The journey of a drug from lab to pharmacy is usually long and pricey, typically taking a decade or more and gobbling up hundreds of millions of dollars. Pharmaceutical and chemical companies are willing to make these major investments in time and money on chemical compounds that promise to become the next Viagra, Prozac or other blockbuster medication. Often, however, these experiments are scuttled late in the game because toxic side effects surface.

Drugmakers may soon have a new tool to assess safety much earlier in the process, saving them money and time and negating the need to test early-stage compounds on live animals. Researchers at Rensselaer Polytechnic Institute in Troy, N.Y., the University of California, Berkeley, and Solidus Biosciences, Inc. (a biotech company located at the Rensselaer Incubator Program for start-up businesses), report in Proceedings of the National Academy of Sciences USA that they have developed biochip technology that promises to reveal the potential toxicity of chemicals and drug candidates during early experiments.

These biochips—called MetaChip and DataChip—mimic what the body does when it ingests a drug. MetaChip is actually a glass slide dotted with 20-nanoliter droplets—each 20 billionths of a liter—of a solution containing human liver enzymes; researchers can test toxicity of compounds by introducing these chemicals into the solution droplets and seeing how they react. DataChip is also glass slide, but it is lined with droplets containing cell cultures from the bladder, kidney or liver; scientists can test a chemical's safeness by putting drops of it onto the slide and measuring the culture's growth or shrinkage over time. The two biochips can also be used in tandem—a MetaChip can be turned over and applied directly to a DataChip to see how the materials interact.

"We started with the aim of reducing the cost of developing new drugs by enabling toxicity assays much earlier in the drug development process," says Douglas Clark, a U.C. Berkeley professor of chemical engineering and a Solidus Biosciences co-founder. "We wanted drug candidates to be screened for toxicity at the same time they are screened for efficacy. Ultimately, that will lower the cost of failure and that will lower the cost of drugs brought to market."

MetaChip and DataChip are now a reality because scientists are able to isolate and generate p450 liver enzymes as well as make three-dimensional cell cultures in droplets. It is difficult to quantify how much biochips will speed up development and cut costs, says Solidus co-founder Jonathan Dordick, a Rensselaer professor of chemical and biological engineering. "The safest thing to say is that about 70 percent of drug failures occur due to toxicity. If we can catch these sooner, those drug compounds would never make it to clinical trials. It costs hundreds of millions of dollars per chemical compound to take a drug through the discovery process."

And these costs do not take into account the large number of animals needlessly subjected to potentially toxic substances even though humans may respond differently. "There's always a question you have to ask," Dordick says, "and that is whether testing on an animal is predictive of how a human will react."

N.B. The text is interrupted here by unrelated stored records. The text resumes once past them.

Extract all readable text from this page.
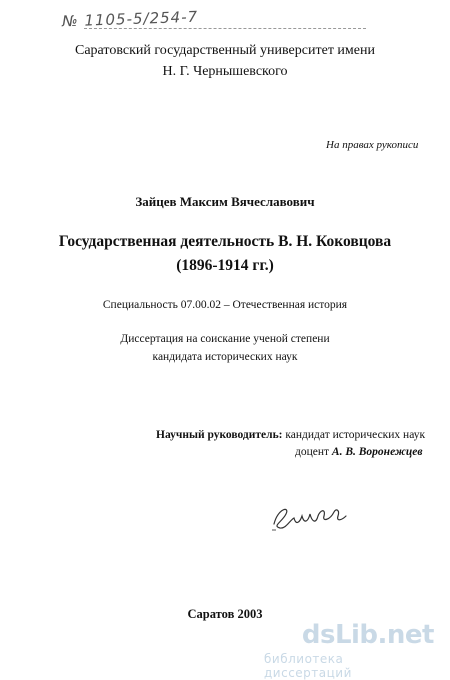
№ 1105-5/254-7
Саратовский государственный университет имени
Н. Г. Чернышевского
На правах рукописи
Зайцев Максим Вячеславович
Государственная деятельность В. Н. Коковцова
(1896-1914 гг.)
Специальность 07.00.02 – Отечественная история
Диссертация на соискание ученой степени
кандидата исторических наук
Научный руководитель: кандидат исторических наук
доцент А. В. Воронежцев
Саратов 2003
dsLib.net
библиотека диссертаций
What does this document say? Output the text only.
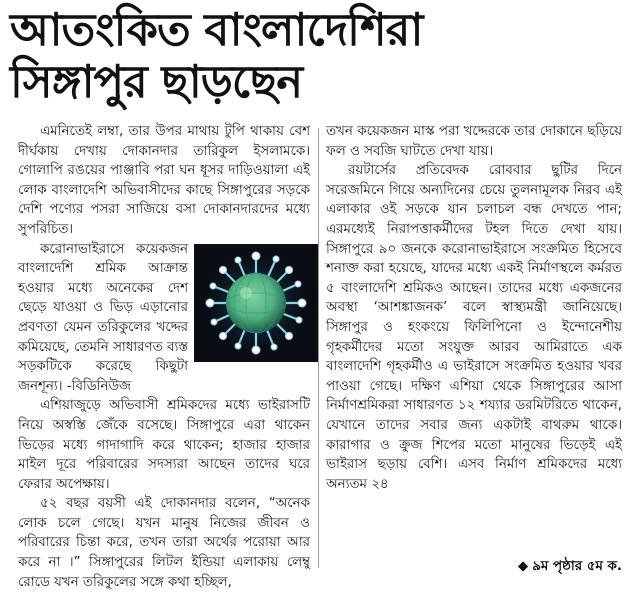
আতংকিত বাংলাদেশিরা
সিঙ্গাপুর ছাড়ছেন

এমনিতেই লম্বা, তার উপর মাথায় টুপি থাকায় বেশ দীর্ঘকায় দেখায় দোকানদার তারিকুল ইসলামকে। গোলাপি রঙয়ের পাঞ্জাবি পরা ঘন ধূসর দাড়িওয়ালা এই লোক বাংলাদেশি অভিবাসীদের কাছে সিঙ্গাপুরের সড়কে দেশি পণ্যের পসরা সাজিয়ে বসা দোকানদারদের মধ্যে সুপরিচিত।

করোনাভাইরাসে কয়েকজন বাংলাদেশি শ্রমিক আক্রান্ত হওয়ার মধ্যে অনেকের দেশ ছেড়ে যাওয়া ও ভিড় এড়ানোর প্রবণতা যেমন তরিকুলের খদ্দের কমিয়েছে, তেমনি সাধারণত ব্যস্ত সড়কটিকে করেছে কিছুটা জনশূন্য। -বিডিনিউজ

এশিয়াজুড়ে অভিবাসী শ্রমিকদের মধ্যে ভাইরাসটি নিয়ে অস্বস্তি জেঁকে বসেছে। সিঙ্গাপুরে এরা থাকেন ভিড়ের মধ্যে গাদাগাদি করে থাকেন; হাজার হাজার মাইল দূরে পরিবারের সদস্যরা আছেন তাদের ঘরে ফেরার অপেক্ষায়।

৫২ বছর বয়সী এই দোকানদার বলেন, “অনেক লোক চলে গেছে। যখন মানুষ নিজের জীবন ও পরিবারের চিন্তা করে, তখন তারা অর্থের পরোয়া আর করে না ।” সিঙ্গাপুরের লিটল ইন্ডিয়া এলাকায় লেম্বু রোডে যখন তরিকুলের সঙ্গে কথা হচ্ছিল,

তখন কয়েকজন মাস্ক পরা খদ্দেরকে তার দোকানে ছড়িয়ে ফল ও সবজি ঘাটতে দেখা যায়।

রয়টার্সের প্রতিবেদক রোববার ছুটির দিনে সরেজমিনে গিয়ে অন্যদিনের চেয়ে তুলনামূলক নিরব এই এলাকার ওই সড়কে যান চলাচল বন্ধ দেখতে পান; এরমধ্যেই নিরাপত্তাকর্মীদের টহল দিতে দেখা যায়। সিঙ্গাপুরে ৯০ জনকে করোনাভাইরাসে সংক্রমিত হিসেবে শনাক্ত করা হয়েছে, যাদের মধ্যে একই নির্মাণস্থলে কর্মরত ৫ বাংলাদেশি শ্রমিকও আছেন। তাদের মধ্যে একজনের অবস্থা ‘আশঙ্কাজনক’ বলে স্বাস্থ্যমন্ত্রী জানিয়েছে। সিঙ্গাপুর ও হংকংয়ে ফিলিপিনো ও ইন্দোনেশীয় গৃহকর্মীদের মতো সংযুক্ত আরব আমিরাতে এক বাংলাদেশি গৃহকর্মীও এ ভাইরাসে সংক্রমিত হওয়ার খবর পাওয়া গেছে। দক্ষিণ এশিয়া থেকে সিঙ্গাপুরের আসা নির্মাণশ্রমিকরা সাধারণত ১২ শয্যার ডরমিটরিতে থাকেন, যেখানে তাদের সবার জন্য একটাই বাথরুম থাকে। কারাগার ও ক্রুজ শিপের মতো মানুষের ভিড়েই এই ভাইরাস ছড়ায় বেশি। এসব নির্মাণ শ্রমিকদের মধ্যে অন্যতম ২৪

◆ ৯ম পৃষ্ঠার ৫ম ক.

Demand for biochip technology will no doubt rise in response to a European Union ban on testing on animals set to take effect in March 2009. "I'm not suggesting that we'll eliminate animal testing in the pharmaceuticals industry, but it can be done later in the testing process," Dordick says, after MetaChips and DataChips identify which chemical compounds are safe enough to make it to the stage where such testing might be useful. Solidus is working to commercialize its chips and is close to signing a contract with a "large cosmetics company," Clark says, declining to name the firm.

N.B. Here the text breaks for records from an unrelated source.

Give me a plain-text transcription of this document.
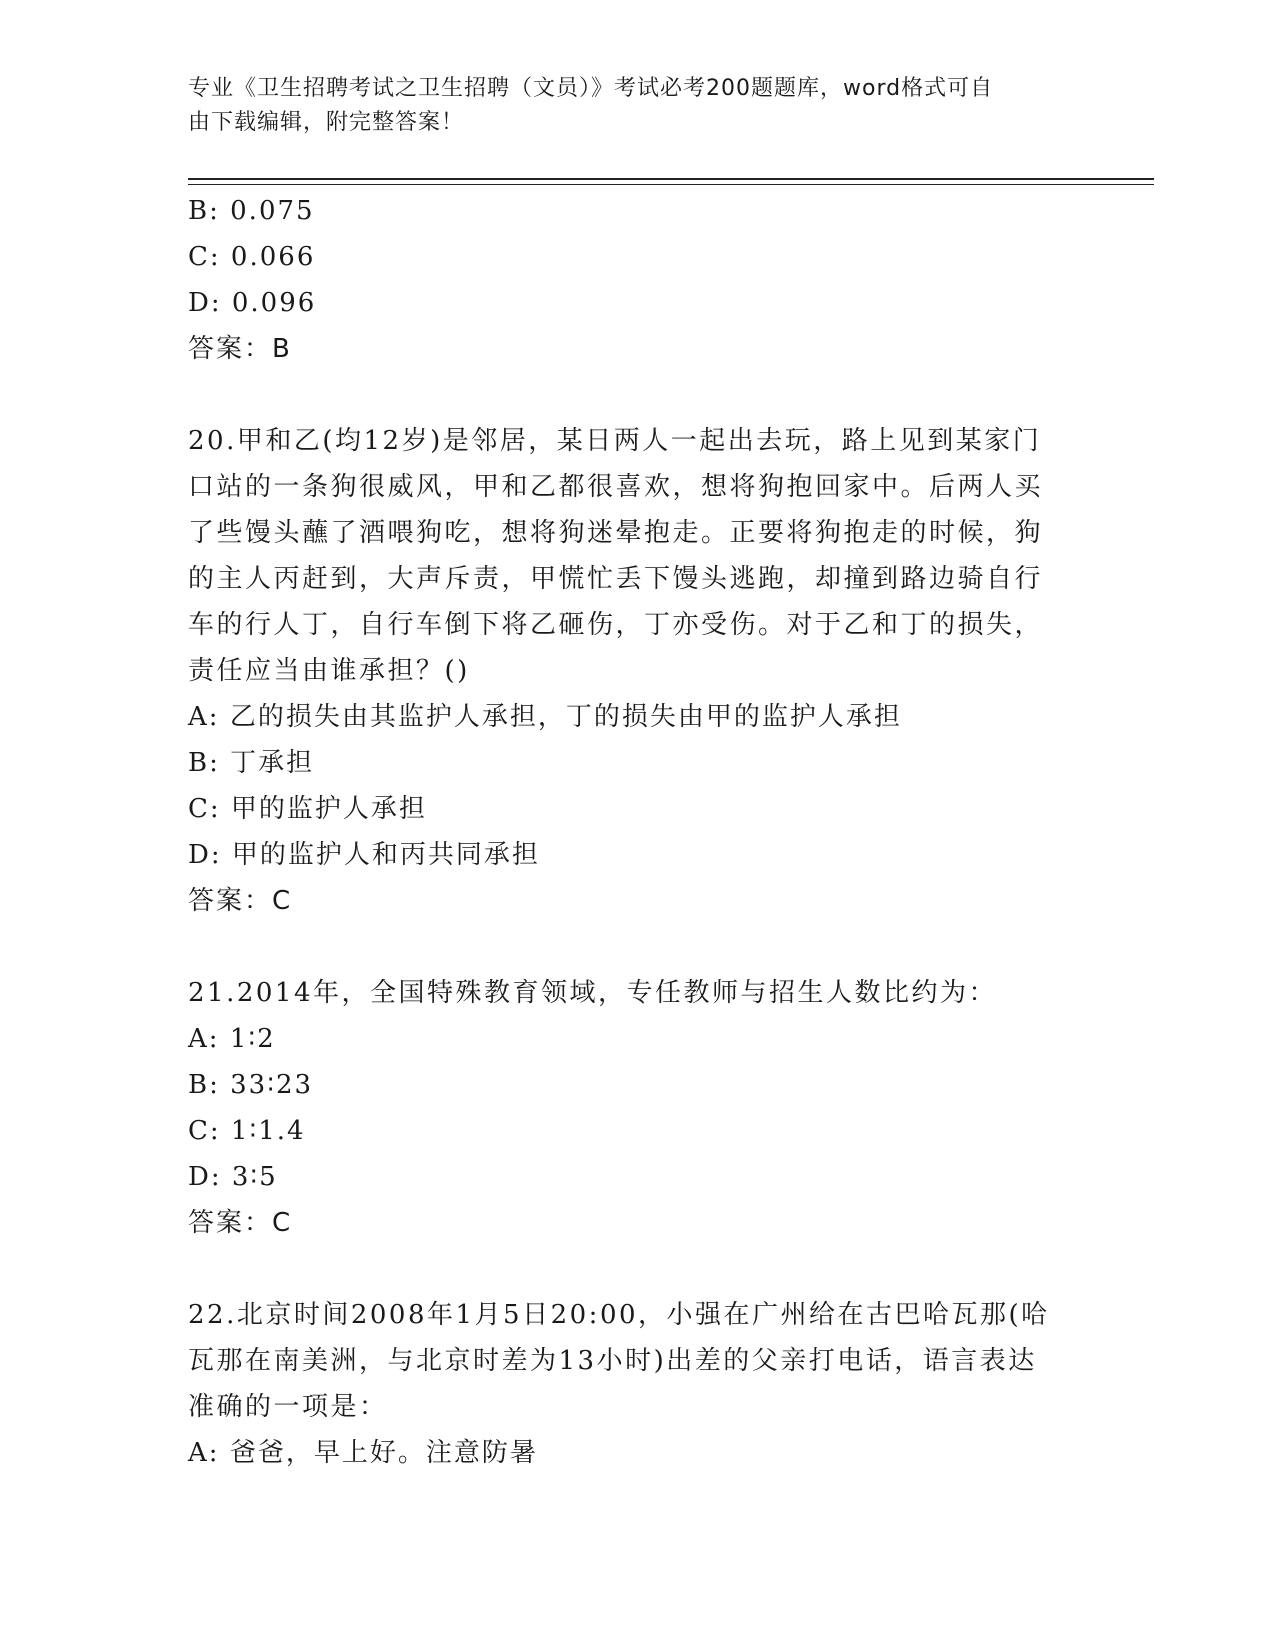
专业《卫生招聘考试之卫生招聘（文员）》考试必考200题题库，word格式可自
由下载编辑，附完整答案！
B: 0.075
C: 0.066
D: 0.096
答案：B
20.甲和乙(均12岁)是邻居，某日两人一起出去玩，路上见到某家门
口站的一条狗很威风，甲和乙都很喜欢，想将狗抱回家中。后两人买
了些馒头蘸了酒喂狗吃，想将狗迷晕抱走。正要将狗抱走的时候，狗
的主人丙赶到，大声斥责，甲慌忙丢下馒头逃跑，却撞到路边骑自行
车的行人丁，自行车倒下将乙砸伤，丁亦受伤。对于乙和丁的损失，
责任应当由谁承担？()
A: 乙的损失由其监护人承担，丁的损失由甲的监护人承担
B: 丁承担
C: 甲的监护人承担
D: 甲的监护人和丙共同承担
答案：C
21.2014年，全国特殊教育领域，专任教师与招生人数比约为：
A: 1∶2
B: 33∶23
C: 1∶1.4
D: 3∶5
答案：C
22.北京时间2008年1月5日20:00，小强在广州给在古巴哈瓦那(哈
瓦那在南美洲，与北京时差为13小时)出差的父亲打电话，语言表达
准确的一项是：
A: 爸爸，早上好。注意防暑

The technology required to create MetaChips and DataChips is largely available today. The use of biochips requires a high-throughput microarray spotter machine to place the liquid enzyme dots on the slides. The next step involves an optical assay system consisting of a camera connected to a fluorescent light source to take a digital image of the cell culture and highlight living and dead cells. Dordick says the ultimate goal is to create one machine that can carry out both functions. Researchers say the biochips may also be used to target different drugs to different groups of patients. "Ultimately, each person would have their own DataChip or MetaChip that contains their own genetic information," Dordick says, noting that most drugs on the market today are "one size fits all."

One way the DataChip can be expanded is to include different cell types representing different organs. In addition to the aforementioned cells, Clarks says researchers are now developing solutions containing cardiac, neural and skin cells. The company is also looking for ways to do more than toxicity testing on its chips. In the cosmetics industry in particular, the chips might someday be used in lieu of guinea pigs—both the actual and human ones—to determine toxicity as well as whether certain chemicals may cause allergic reactions or irritation in certain skin types.